A connector for Spark that allows reading and writing to/from Redis cluster
BSD 3-Clause "New" or "Revised" License
935 stars 368 forks source link

Feature Request: improve table deletion speed #332

Open jeisinge opened 2 years ago

jeisinge commented 2 years ago

Background

We write out tens of millions of entries from Spark to a Redis table that are versioned by the date - something like table_20211203. This works well.

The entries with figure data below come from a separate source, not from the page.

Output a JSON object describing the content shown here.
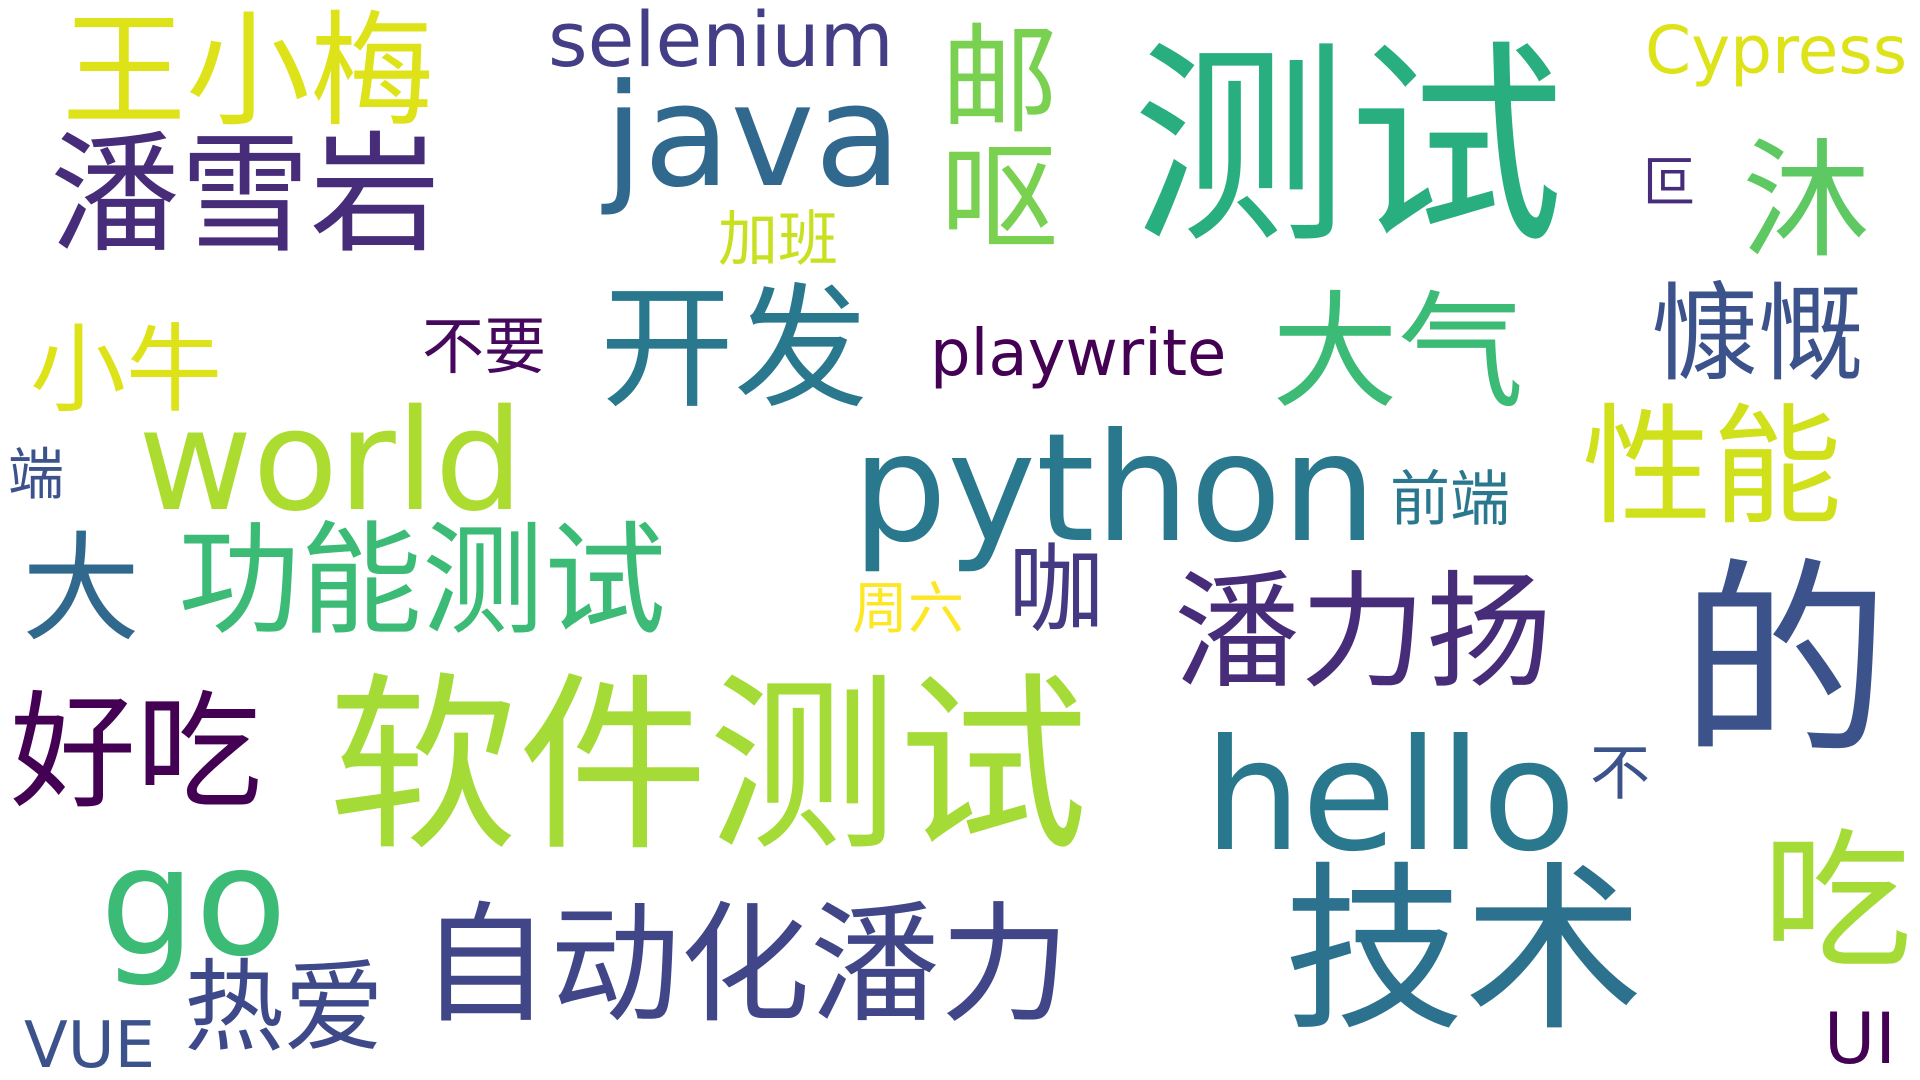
{
  "words": {
    "wang_xiaomei": {
      "text": "王小梅",
      "color": "#dde318"
    },
    "pan_xueyan": {
      "text": "潘雪岩",
      "color": "#472c7a"
    },
    "selenium": {
      "text": "selenium",
      "color": "#433e85"
    },
    "java": {
      "text": "java",
      "color": "#31688e"
    },
    "you_ou": {
      "text": "邮呕",
      "color": "#7ad151"
    },
    "ceshi": {
      "text": "测试",
      "color": "#29af7f"
    },
    "cypress": {
      "text": "Cypress",
      "color": "#dde318"
    },
    "mu": {
      "text": "沐",
      "color": "#5ec962"
    },
    "hui": {
      "text": "叵",
      "color": "#472c7a"
    },
    "jiaban": {
      "text": "加班",
      "color": "#c8e020"
    },
    "kaifa": {
      "text": "开发",
      "color": "#2a788e"
    },
    "daqi": {
      "text": "大气",
      "color": "#3bbb75"
    },
    "kangkai": {
      "text": "慷慨",
      "color": "#3b528b"
    },
    "xiaoniu": {
      "text": "小牛",
      "color": "#dde318"
    },
    "buyao": {
      "text": "不要",
      "color": "#46085c"
    },
    "playwrite": {
      "text": "playwrite",
      "color": "#440154"
    },
    "world": {
      "text": "world",
      "color": "#addc30"
    },
    "python": {
      "text": "python",
      "color": "#2a788e"
    },
    "xingneng": {
      "text": "性能",
      "color": "#d0e11c"
    },
    "duan": {
      "text": "端",
      "color": "#3b528b"
    },
    "qianduan": {
      "text": "前端",
      "color": "#2a788e"
    },
    "da": {
      "text": "大",
      "color": "#31688e"
    },
    "gongneng_ceshi": {
      "text": "功能测试",
      "color": "#3bbb75"
    },
    "zhouliu": {
      "text": "周六",
      "color": "#fde725"
    },
    "ka": {
      "text": "咖",
      "color": "#443a83"
    },
    "pan_liyang": {
      "text": "潘力扬",
      "color": "#472c7a"
    },
    "de": {
      "text": "的",
      "color": "#3b528b"
    },
    "haochi": {
      "text": "好吃",
      "color": "#440154"
    },
    "ruanjian_ceshi": {
      "text": "软件测试",
      "color": "#a5db36"
    },
    "hello": {
      "text": "hello",
      "color": "#2a788e"
    },
    "bu": {
      "text": "不",
      "color": "#3b528b"
    },
    "chi": {
      "text": "吃",
      "color": "#a5db36"
    },
    "go": {
      "text": "go",
      "color": "#3bbb75"
    },
    "zidonghua_panli": {
      "text": "自动化潘力",
      "color": "#404688"
    },
    "jishu": {
      "text": "技术",
      "color": "#2c728e"
    },
    "reai": {
      "text": "热爱",
      "color": "#3e4989"
    },
    "vue": {
      "text": "VUE",
      "color": "#3b528b"
    },
    "ui": {
      "text": "UI",
      "color": "#440154"
    }
  }
}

Due to memory constraints, we need to delete these tables after a new deployment. However, when we go to delete, it takes over 30 minutes. Our code for delete looks like:

val emptyRedisTable = Seq(("foo", "bar"))
    .toDF("name", "value")
    .cache

  emptyRedisTable
    .write
    .format("org.apache.spark.sql.redis")
    .option("host", RedisHost)
    .option("port", RedisPort)
    .option("table", redisTableName)
    .option("key.column", "name")         // stream key
    .option("ttl", 1)  // set TTL to 1 second, so this record itself disappear too.
    .mode(SaveMode.Overwrite)
    .save()

Value

Improve deletion speeds of full tables.

Solution

Document and/or create a better way to delete an entire table written from Spark.

Details

I believe the issue is that the table's rows are stored as regular key-values. The result is a full table scan needs to be completed to understand which keys need to be deleted.

Instead, what if the table was stored as a hash? That way, I believe, a simple DEL table_name would suffice. Obviously, the columns would have to be something like id_column_name inside of the hash. So, some downstream operations could be more complicated.